Il me faut une semaine pour réaliser, lorsque j'hospitalise Gitane pour la chirurgie dentaire. M et Mme Hermann sont déjà partis lorsque je dépose la petite chienne dans sa cage. Le parfum de vanille m'oppresse. Je me demande... je me demande s'ils n'espèrent pas que Gitane meure pendant l'anesthésie. Consciemment, ou pas. Une fin qui leur permettrait de ne pas avoir à assumer le choix d'une euthanasie, qui leur donnerait l'impression d'avoir tout fait pour leur chienne, pour cette compagne qui a partagé 19 années de leur existence, pour cette petite boule de fourrure, "qui était si jolie. Un ange !"
C'est presque une certitude.

J'ai un peu mal au ventre. Et si je poussais l'anesthésie ? Juste un peu trop ?
Elle ne souffrirait pas.
Ils seraient délivrés, la conscience apaisée.

Je joue avec l'idée, quelques minutes. Ce parfum de vanille m'obsède.

Je n'en parle à personne.






Trois heures plus tard, Gitane se réveille très lentement de son anesthésie. Elle est sous morphine, complètement désorientée.
Dans une petite bassine, il y a dix dents pourries.
Tout s'est parfaitement bien passé. Mon confrère et ma consœur ont parfaitement bien gérés cette anesthésie et cette chirurgie. Pendant ce temps, comme d'habitude, je consultais : je suis plus médecin que chirurgien.

Ce parfum, toujours.
M et Mme Hermann rendent visite à Gitane dans l'après-midi.
Je leur serre la main lorsqu'ils repartent. Gitane rentrera demain, nous la gardons pour gérer la douleur.

J'ai entendu les mots mal assurés de ma consœur s'échapper du chenil quelques minutes auparavant : "mais elle est toujours jolie ! Bien sûr, là, elle bave, elle saigne, elle est assommée par la morphine, mais vous retrouverez votre petite Gitane dès demain !"
J'imagine madame Hermann murmurant : "elle était si jolie !"

Lorsque la porte se referme sur le couple, je tourne mes yeux vers ma consœur, au fond du couloir. Les poings sur les hanches, elle a l'air déstabilisée. Fragile. Très belle. "Ils avaient l'air... presque déçus, quand ils ont appris que tout s'était bien passé."

Je ferme les yeux. Juste un instant.

samedi 19 janvier 2008

Donner la mort

L'euthanasie est l'un des actes emblématiques de la profession vétérinaire. Nous tuons tous les jours, ou presque. Pourtant, ce n'est un acte banal ni pour le praticien, ni pour le maître ou le propriétaire de l'animal.

Comment euthanasie-t-on ?

Il existe deux produits destinés à l'euthanasie des animaux, qu'ils soient de compagnie, de sport ou de rente (les animaux de rente, ce sont les bovins, porcins... qui sont élevés dans une optique économique).
Le premier est un anesthésique d'ancienne génération, surdosé. Le second est un toxique puissant qui bloque la respiration et arrête le coeur. Le choix de l'un ou de l'autre, ou d'un mélange des deux, repose plus sur des habitudes que sur des critères objectifs.

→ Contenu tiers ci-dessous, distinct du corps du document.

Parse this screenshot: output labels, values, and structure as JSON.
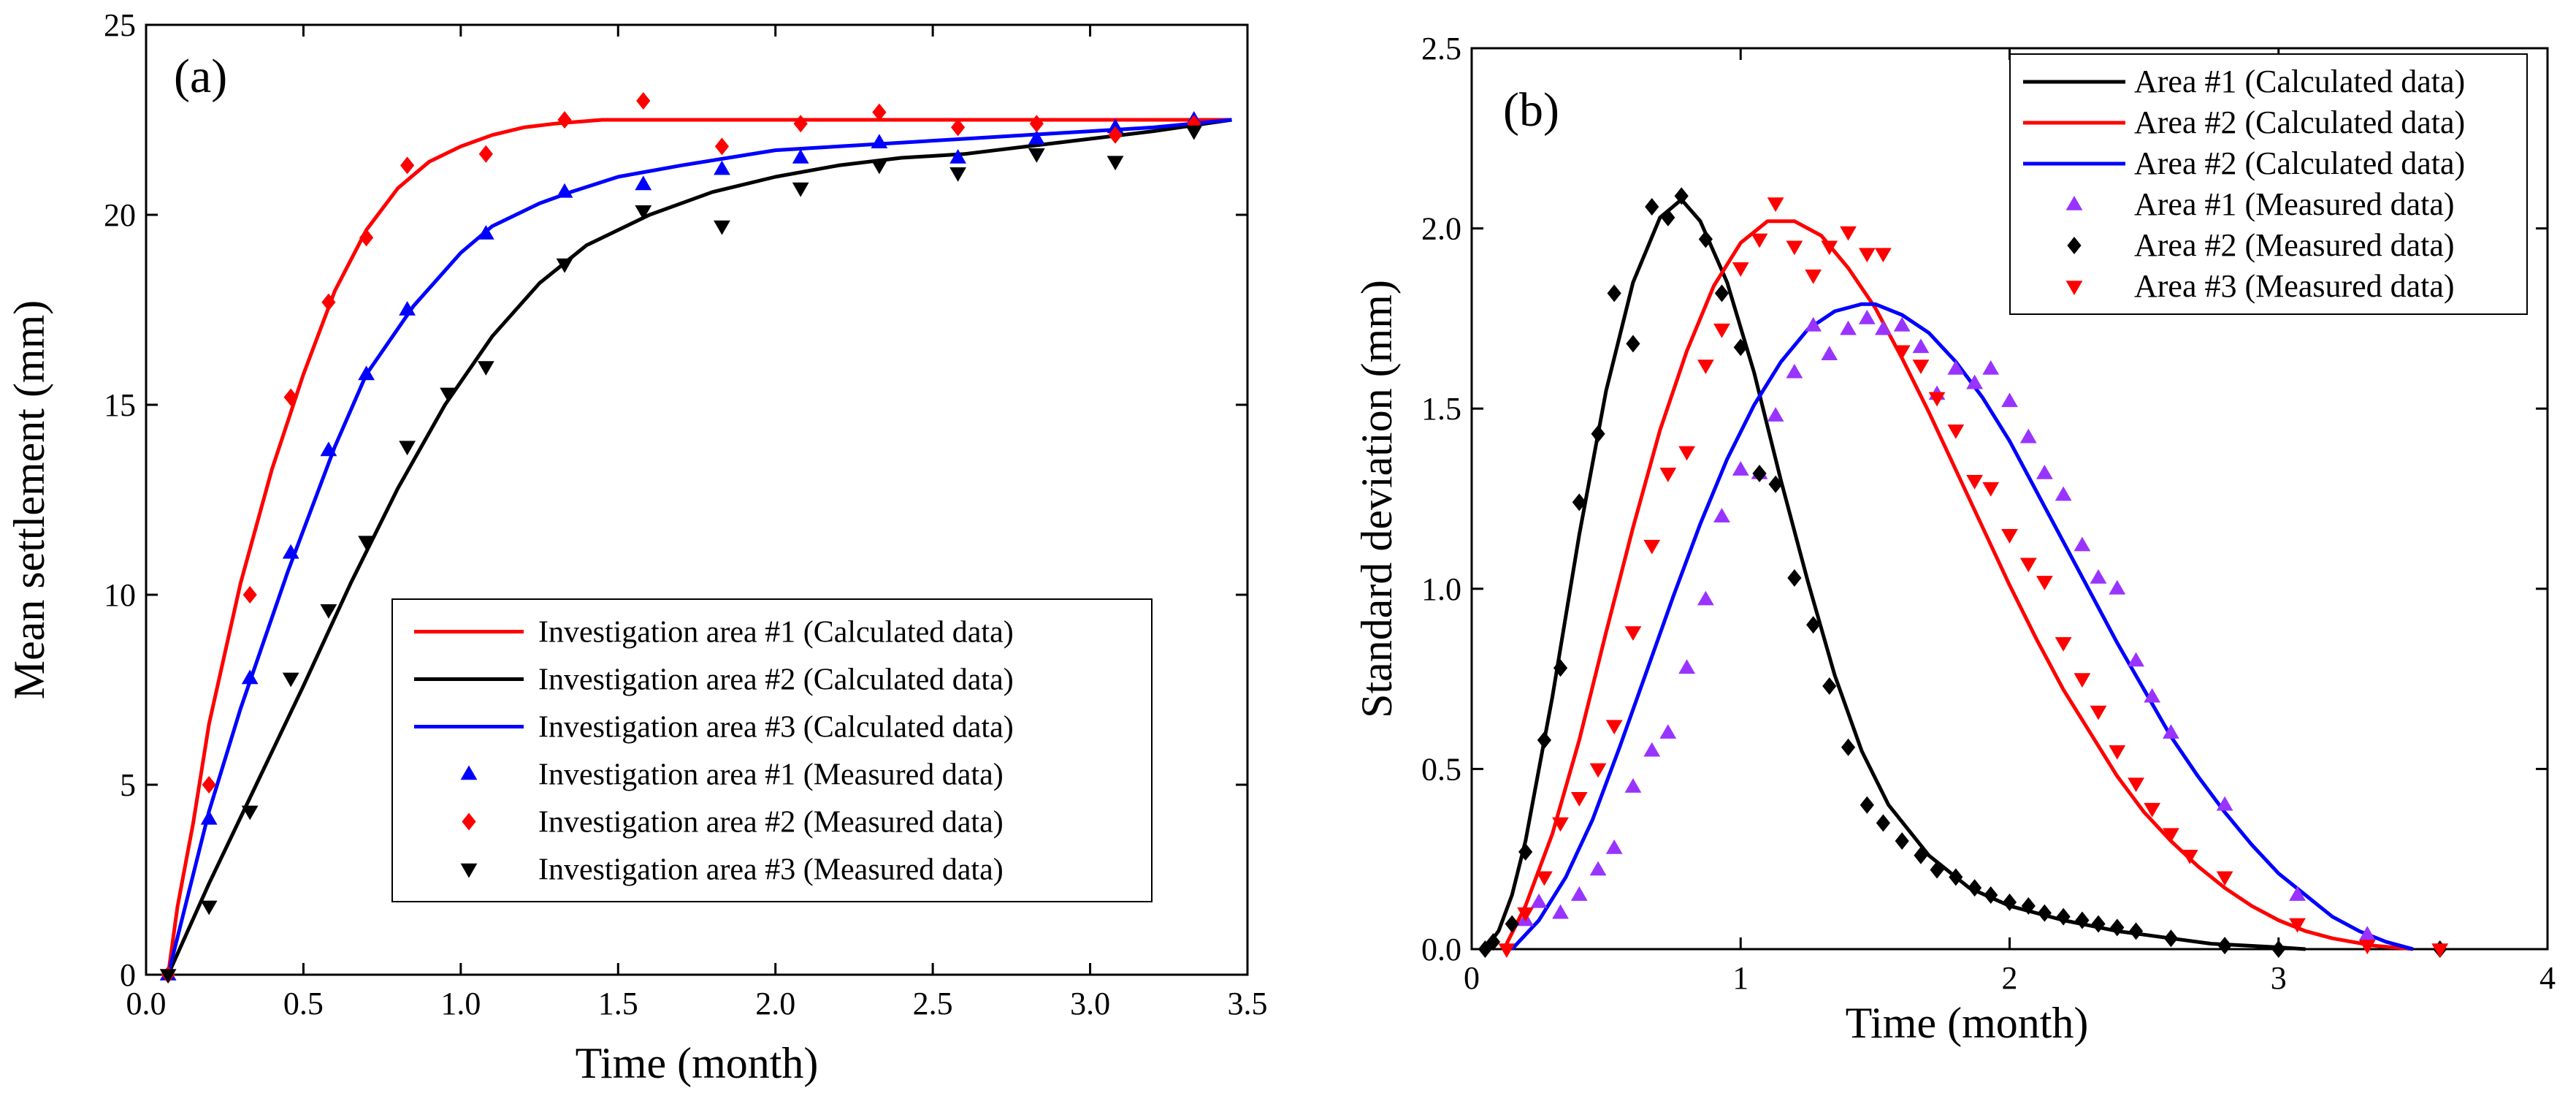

Je vais vous décrire ce que moi, je fais. Ce n'est nullement une méthode de référence. Je pense que dans la réalisation technique de cet acte, chaque vétérinaire doit surtout être à l'aise. Le résultat, de toute façon, est le même.

En général, je m'occupe des papiers et règlements avant l'euthanasie. Ainsi, le maître n'est pas obligé de s'attarder dans la clinique après ce moment difficile. Si je ne peux pas faire ainsi, c'est notre secrétaire qui s'occupe du règlement.

Le cas le plus classique, celui d'un chien ou d'un chat.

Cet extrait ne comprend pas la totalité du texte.